AS A RELATIVE HANDFUL OF ORGANIZATIONS TRY OUT THE ACO CONCEPT with private insurers or with Medicare, most others seem to think they’ll get involved sooner or later. In an April survey of health care executives, nearly two-thirds of respondents said they had either already formed or were preparing to participate in an ACO. And that sentiment is contributing to a frenzy of mergers and alliances.

Some experts worry that excessive consolidation could stifle competition and give health systems the leverage to negotiate higher prices with insurers, leading to rising costs for consumers. “The concern is that the formation of ACOs might result in monopolies in some geographic areas,” saysBill Kramer, executive director for national health policy at the Pacific Business Group on Health in San Francisco. “That could hurt consumers and purchasers alike, and it would be really hard to undo.”
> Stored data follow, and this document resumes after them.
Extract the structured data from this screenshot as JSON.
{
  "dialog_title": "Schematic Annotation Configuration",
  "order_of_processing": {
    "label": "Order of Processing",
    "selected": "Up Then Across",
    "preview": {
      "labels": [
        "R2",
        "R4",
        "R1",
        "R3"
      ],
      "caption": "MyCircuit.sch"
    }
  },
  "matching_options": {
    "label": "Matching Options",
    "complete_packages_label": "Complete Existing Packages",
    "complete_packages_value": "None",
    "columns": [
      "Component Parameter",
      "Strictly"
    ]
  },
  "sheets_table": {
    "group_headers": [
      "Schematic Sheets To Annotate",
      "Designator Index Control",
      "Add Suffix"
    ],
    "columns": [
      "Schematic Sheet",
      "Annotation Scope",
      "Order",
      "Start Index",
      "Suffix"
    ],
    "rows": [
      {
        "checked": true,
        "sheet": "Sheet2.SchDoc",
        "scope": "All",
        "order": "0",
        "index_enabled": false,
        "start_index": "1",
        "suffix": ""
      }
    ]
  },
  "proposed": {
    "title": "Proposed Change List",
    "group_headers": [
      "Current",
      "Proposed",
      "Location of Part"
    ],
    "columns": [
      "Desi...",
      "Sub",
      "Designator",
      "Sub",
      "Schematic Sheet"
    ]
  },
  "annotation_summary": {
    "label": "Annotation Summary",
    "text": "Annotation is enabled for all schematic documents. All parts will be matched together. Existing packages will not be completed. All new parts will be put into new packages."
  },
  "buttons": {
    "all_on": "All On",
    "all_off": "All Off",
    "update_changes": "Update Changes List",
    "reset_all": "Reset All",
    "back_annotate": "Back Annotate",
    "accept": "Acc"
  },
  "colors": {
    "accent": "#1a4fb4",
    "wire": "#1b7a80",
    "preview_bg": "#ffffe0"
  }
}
Concern may be warranted. According to a 2006 study, mergers involving inpatient hospitals between 1990 and 2003 resulted in increased consolidation in 90% of hospital markets nationwide, raised prices by as much as 40% and may have led to a decline in quality of care. A more recent study of the California market found that mergers there, though not related to the formation of ACOs, have given physicians and hospitals more clout in negotiating with private health plans. Robert Berenson, the study’s author and a physician at the Urban Institute, a Washington, D.C., think tank, has warned that ACOs could produce similar increases by exerting their market power.

That, of course, is not what ACOs are meant to do, and there are also concerns about unintended consequences for Medicare beneficiaries. A recent report from the Geiger Gibson/RCHN Community Health Foundation Research Collaborative asserts that the new structure won’t work for federally qualified health centers, which serve 1.4 million Medicare beneficiaries in mostly poor, rural communities. And Debra Ness, head of the Campaign for Better Care, a coalition of more than 150 state and national consumer groups, says there’s work to be done to make sure Medicare ACOs live up to their potential for health care consumers. “Making sure groups don’t cherry-pick healthy patients while avoiding the sickest is really crucial,” Ness says. Meanwhile, an article in The New England Journal of Medicine last year proposed that patients share in any savings that an ACO achieves through lower premiums or co-payments. “No one knows the exact right way to do things yet,” Ness says.

Yet despite such issues, and despite the widespread dissatisfaction with the government’s first attempt at defining how ACOs should work, it seems clear that the concept will get a full audition in the marketplace in the months to come. Medicare, in particular, has to find a way to avoid being wiped out by the Baby Boom Tsunami, and Fisher, who wasn’t directly involved in writing the Medicare ACO regulations, thinks the rules are likely to be revised in a way that provider groups will accept. “I see strong openness on the part of CMS to improve the proposals, to reduce uncertainties for participating organizations,” Fisher says. “Will there be a strong Medicare program that supports accountable care? I’m confident that there will be.”